Thoughts & Prayers the game: a 'game' where you use the power of thoughts and prayers to end gun violence in the United States. Hint: you never win.

Photo: Ash Herr
<Wormhole>
Xinsect and Bug George have reached instar 4, the last stage of their lives. They've shed their shells for the last time and feel an immense need drawing them, like a whirlpool, to the centreof great bug maze. Help Xinsect and Bug George reach the maze centre before their time runs out.

Photo: Ash Herr
Cool-It
Charlie Stigler is an artist and fabricator whose work ranges from monumental steel sculptures to digital installations and immersive experiences. His pieces explore curiosity and awe through forms that invite, and often require, viewer participation. He has also collaborated on major public artworks with Charles Gadeken, Dana Albany, and the Flaming Lotus Girls.
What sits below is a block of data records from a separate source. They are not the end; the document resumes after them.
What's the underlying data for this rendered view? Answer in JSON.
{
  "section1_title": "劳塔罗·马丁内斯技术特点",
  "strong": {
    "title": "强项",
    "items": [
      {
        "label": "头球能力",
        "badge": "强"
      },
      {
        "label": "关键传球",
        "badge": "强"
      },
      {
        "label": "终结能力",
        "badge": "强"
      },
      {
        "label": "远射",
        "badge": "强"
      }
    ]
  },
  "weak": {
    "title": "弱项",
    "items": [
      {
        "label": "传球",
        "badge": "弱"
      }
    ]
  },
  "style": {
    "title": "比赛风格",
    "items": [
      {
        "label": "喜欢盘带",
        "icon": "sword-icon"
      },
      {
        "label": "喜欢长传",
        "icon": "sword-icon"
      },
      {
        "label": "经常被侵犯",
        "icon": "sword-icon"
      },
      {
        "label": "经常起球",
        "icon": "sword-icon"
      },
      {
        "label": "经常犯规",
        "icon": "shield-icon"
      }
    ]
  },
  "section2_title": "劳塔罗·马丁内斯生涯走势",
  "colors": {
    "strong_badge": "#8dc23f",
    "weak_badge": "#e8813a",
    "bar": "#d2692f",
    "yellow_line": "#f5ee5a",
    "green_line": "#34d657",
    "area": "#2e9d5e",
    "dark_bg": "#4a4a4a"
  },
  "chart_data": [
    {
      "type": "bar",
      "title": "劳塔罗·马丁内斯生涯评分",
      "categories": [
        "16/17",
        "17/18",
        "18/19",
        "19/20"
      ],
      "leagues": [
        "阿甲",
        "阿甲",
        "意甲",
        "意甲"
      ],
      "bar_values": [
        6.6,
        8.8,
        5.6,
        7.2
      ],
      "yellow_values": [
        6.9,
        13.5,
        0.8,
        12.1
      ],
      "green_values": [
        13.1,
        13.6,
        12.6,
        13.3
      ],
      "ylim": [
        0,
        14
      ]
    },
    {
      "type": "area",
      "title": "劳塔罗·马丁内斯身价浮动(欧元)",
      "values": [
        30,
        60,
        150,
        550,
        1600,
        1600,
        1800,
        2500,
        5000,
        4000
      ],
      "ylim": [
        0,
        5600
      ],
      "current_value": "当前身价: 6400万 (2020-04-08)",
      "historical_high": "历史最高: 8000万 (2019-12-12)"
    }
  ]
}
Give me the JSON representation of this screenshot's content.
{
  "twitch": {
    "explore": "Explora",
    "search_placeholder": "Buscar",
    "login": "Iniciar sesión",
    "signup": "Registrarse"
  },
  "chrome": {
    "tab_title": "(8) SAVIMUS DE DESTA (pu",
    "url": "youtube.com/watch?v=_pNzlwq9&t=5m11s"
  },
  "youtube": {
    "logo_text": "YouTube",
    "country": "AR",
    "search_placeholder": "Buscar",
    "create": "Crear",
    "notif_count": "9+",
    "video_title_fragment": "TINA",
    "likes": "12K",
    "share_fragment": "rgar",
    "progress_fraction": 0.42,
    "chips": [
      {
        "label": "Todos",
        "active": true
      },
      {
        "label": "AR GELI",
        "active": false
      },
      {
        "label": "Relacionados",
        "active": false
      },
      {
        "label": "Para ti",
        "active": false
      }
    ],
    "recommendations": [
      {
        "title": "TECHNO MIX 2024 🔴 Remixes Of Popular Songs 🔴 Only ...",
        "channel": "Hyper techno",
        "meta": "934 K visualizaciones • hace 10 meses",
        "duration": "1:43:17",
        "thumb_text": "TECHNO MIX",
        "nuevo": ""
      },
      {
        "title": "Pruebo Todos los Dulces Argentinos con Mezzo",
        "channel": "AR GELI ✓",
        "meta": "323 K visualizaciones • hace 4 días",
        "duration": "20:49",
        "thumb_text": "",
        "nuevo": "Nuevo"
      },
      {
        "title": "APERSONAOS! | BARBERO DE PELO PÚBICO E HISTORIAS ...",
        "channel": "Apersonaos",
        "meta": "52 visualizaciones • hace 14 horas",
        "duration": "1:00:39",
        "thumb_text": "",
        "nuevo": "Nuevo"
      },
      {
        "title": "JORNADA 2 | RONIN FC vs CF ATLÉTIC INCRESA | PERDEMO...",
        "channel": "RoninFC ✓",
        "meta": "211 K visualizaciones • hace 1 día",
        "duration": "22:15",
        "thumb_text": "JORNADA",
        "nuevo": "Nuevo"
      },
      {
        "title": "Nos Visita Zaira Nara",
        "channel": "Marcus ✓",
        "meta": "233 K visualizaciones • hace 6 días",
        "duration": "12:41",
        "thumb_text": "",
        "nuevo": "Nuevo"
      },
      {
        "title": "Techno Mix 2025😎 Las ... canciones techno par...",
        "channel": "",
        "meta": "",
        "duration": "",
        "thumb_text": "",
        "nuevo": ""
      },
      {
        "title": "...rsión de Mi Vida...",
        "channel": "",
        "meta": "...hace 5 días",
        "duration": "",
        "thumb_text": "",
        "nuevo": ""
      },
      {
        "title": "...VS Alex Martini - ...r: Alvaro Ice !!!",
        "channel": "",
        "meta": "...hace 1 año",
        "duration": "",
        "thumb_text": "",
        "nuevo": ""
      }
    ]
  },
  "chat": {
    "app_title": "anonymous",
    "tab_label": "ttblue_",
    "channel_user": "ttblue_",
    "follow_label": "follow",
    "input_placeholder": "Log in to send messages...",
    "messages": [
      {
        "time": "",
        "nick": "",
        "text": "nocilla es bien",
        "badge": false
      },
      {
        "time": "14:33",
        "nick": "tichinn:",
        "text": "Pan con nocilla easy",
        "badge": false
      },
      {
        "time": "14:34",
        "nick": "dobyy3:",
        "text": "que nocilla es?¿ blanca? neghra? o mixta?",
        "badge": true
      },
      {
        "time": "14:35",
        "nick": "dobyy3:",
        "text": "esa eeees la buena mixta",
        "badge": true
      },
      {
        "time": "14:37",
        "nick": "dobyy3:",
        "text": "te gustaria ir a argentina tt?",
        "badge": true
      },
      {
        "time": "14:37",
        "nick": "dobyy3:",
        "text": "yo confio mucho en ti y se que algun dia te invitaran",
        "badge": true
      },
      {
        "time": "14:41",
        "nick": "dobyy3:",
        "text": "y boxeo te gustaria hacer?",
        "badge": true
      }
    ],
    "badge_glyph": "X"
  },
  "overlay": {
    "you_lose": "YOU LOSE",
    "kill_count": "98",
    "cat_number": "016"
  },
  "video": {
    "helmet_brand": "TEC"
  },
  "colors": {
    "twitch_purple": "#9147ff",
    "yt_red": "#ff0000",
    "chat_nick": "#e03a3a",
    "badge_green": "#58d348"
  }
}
Cool-It, aka the Core Cooling System, is an audio game that juxtaposes the high-stakes adult world of nuclear power with the nostalgic, playful urgency of the Bop It children’s toy from the 1990s. It explores how in the right environment, even “serious systems” can start to feel like a game.
In Cool-It, you play the role of a nuclear reactor engineer, operating the core cooling system of a Cold War era fission reactor. You must follow audio commands to keep the core temperature in a healthy range, avoiding a supercriticality event and a potential nuclear meltdown.
Cool-It is a 'Nuclear Bop-It.' Players encounter a heavy-duty steel industrial control panel with a giant welded lever switch and a cast-iron valve wheel. The machine barks commands—“Set temperature to 70,” “Open Vent 4,” “Close Main Valve”—and players have only seconds to respond using the physical controls. The pace accelerates until a command is missed, ending the round.